First I should tell you that we don’t have traditional health insurance. For my family, I have a high deductable health plan (HDHP) which allows me to contribute money to a health savings account (HSA). The money that I put into my HSA goes in before taxes are calculated on my paycheck. I can then take that money out of my HSA tax free as long as it’s used for certain health related expenses that the IRS has decided are acceptable. The list of things that the IRS allows includes the vast majority of things you’d expect to be called health expenses. And several things that most insurance companies don’t cover.
There are a few reasons that I do this:
- The cost of an HDHP is a *LOT* less than traditional health insurance. This doesn’t necessarily mean it’s a better deal. But when I calculate the worst case scenario of HDHP + HSA and compare it to the worst case scenario of traditional health insurance they come out about the same. The worst case scenario costs are the annual sum of all premiums plus the plan’s maximum out of pocket expenses. Add those up, and HDHP+HSA is roughly equal cost to traditional health insurance.
Where the HDHP+HSA really makes up the difference is in best case scenario. In the best case scenario, I have no out of pocket expenses (e.g. I don’t use health care at all for the year) but I pay only the premium. For traditional health insurance the best case scenario is only a tiny bit less expensive than the worst case scenario. But with the HDHP+HSA plan, the best case scenario is a *LOT* less expensive than the best case scenario of traditional health insurance. Thus, with an HDHP+HSA plan, I get rewarded for consuming wisely.

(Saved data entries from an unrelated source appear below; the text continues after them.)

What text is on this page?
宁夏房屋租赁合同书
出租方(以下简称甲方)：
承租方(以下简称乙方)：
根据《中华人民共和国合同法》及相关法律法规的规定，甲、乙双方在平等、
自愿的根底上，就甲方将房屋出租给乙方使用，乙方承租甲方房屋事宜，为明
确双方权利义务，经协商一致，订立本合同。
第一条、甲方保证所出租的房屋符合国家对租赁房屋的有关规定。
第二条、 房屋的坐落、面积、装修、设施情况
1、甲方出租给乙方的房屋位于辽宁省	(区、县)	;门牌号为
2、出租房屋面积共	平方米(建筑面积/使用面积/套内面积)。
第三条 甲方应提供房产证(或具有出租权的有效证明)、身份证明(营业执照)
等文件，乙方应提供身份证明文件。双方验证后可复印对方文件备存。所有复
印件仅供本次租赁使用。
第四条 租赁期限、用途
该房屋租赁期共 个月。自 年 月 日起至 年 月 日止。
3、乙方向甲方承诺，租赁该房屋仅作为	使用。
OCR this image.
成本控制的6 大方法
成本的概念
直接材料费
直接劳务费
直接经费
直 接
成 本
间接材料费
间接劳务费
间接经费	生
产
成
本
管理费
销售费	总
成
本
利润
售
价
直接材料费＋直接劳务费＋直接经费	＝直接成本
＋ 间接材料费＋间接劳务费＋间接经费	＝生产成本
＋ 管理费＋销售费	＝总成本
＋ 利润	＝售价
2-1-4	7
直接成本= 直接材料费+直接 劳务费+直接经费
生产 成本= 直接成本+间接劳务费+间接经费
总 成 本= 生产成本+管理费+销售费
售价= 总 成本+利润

Now, IMHO, neither the worst case scenario nor the best case scenario are very likely. More realistically, we’ll spend more than the best case scenario and much less than the worst case scenario. But the worst that can happen is that we’ll spend exactly the same as traditional health insurance. And more than likely, we’ll save a lot of money.
- There are some tax advantages to HDHP+HSA that aren’t available with traditional insurance. With traditional insurance, I can only deduct the premium expenses from my taxes, if I get the insurance from my employer. That’s still true with an HDHP. But with the HSA, I get to deduct $6000 per year (in contributions to the HSA) that I can’t deduct if I’m self employed or not getting insurance through my employer.
- If I’m frugal and don’t spend that $6000 contribution this year, I still get the tax deduction. But I also keep that money in the HSA. I’m not left with a “use it or lose it” type scenario like with flexible spending accounts.
I like the plan that I have. My frustration stems from how health care providers have to react in light of it.
So my wife just called me from visiting a chiropractor – an allowed expense. When she went to pay for the we were stuck with a decision. We get the insurance negotiated price, which in this case is $42 per visit. However, the Chiropractor offers a package deal to customers. E.g. buy 5 visits, and the price per visit is $35. That saves $7 per visit compared to the insurance negotiated price. So you’d think, well that’s a good deal, let’s go with that.
Unfortunately, it’s not that simple. Our HDHP has (of course) a high deductible. $4000 for the family. All of our expenses count against that deductible. Prior to meeting the deductible, we pay 100% of those expenses out of our HSA. After meeting the deductible, we pay 20% of those expenses and insurances covers the remaining 80% until we get to our maximum out of pocket. Once we get there we pay 0% and insurance covers 100%. So there are 2 levels to be concerned with:
- The deductable - $4000 of expenses
- Max out of pocket - $8000 of expenses
So we’re stuck with this decision: is it better to pay $35 per visit (saving $7) but not have it count against our deductible? Or is it better to pay the $42 per visit and have each visit count against our deductible? If we choose the former, we save $7 now, but we might have to pay an additional $175 later if we get close to our deductible. If we choose the latter, then we lose $7 now.
And you’d be surprised how frequently we’re stuck with this type of decision. There are many times when we’re talking to a health care provider who, knowing that we’re paying for a service out of our pocket, is willing to cut us a deal. But in doing so, we forfeit the ability to have those fees count against our deductible and max out of pocket.
And these costs matter. Because they change the worst case scenario calculations that I made above. They increase the worst case scenario cost of having an HDHP+HSA.
I think in the example that we’re talking about. Saving $7 per visit is really not that much savings – only about 16% savings. In this case, the differences are close enough that it probably makes more sense to pay the $7 to have it count against our deductible. But there are other providers for whom the deal that they’re willing to cut us is about 50% savings. That’s a much bigger immediate savings and a much bigger cost as we get closer to the deductible. One example is where the out of pocket cost is $200 and it applies to our deductible. But if we pay it out of pocket directly, it only costs $100. What do you do then? Do I save $100 now, or pay $200 in additional deductible later? I’m tempted to save the $100 now. But it’s not obvious that’s the right plan.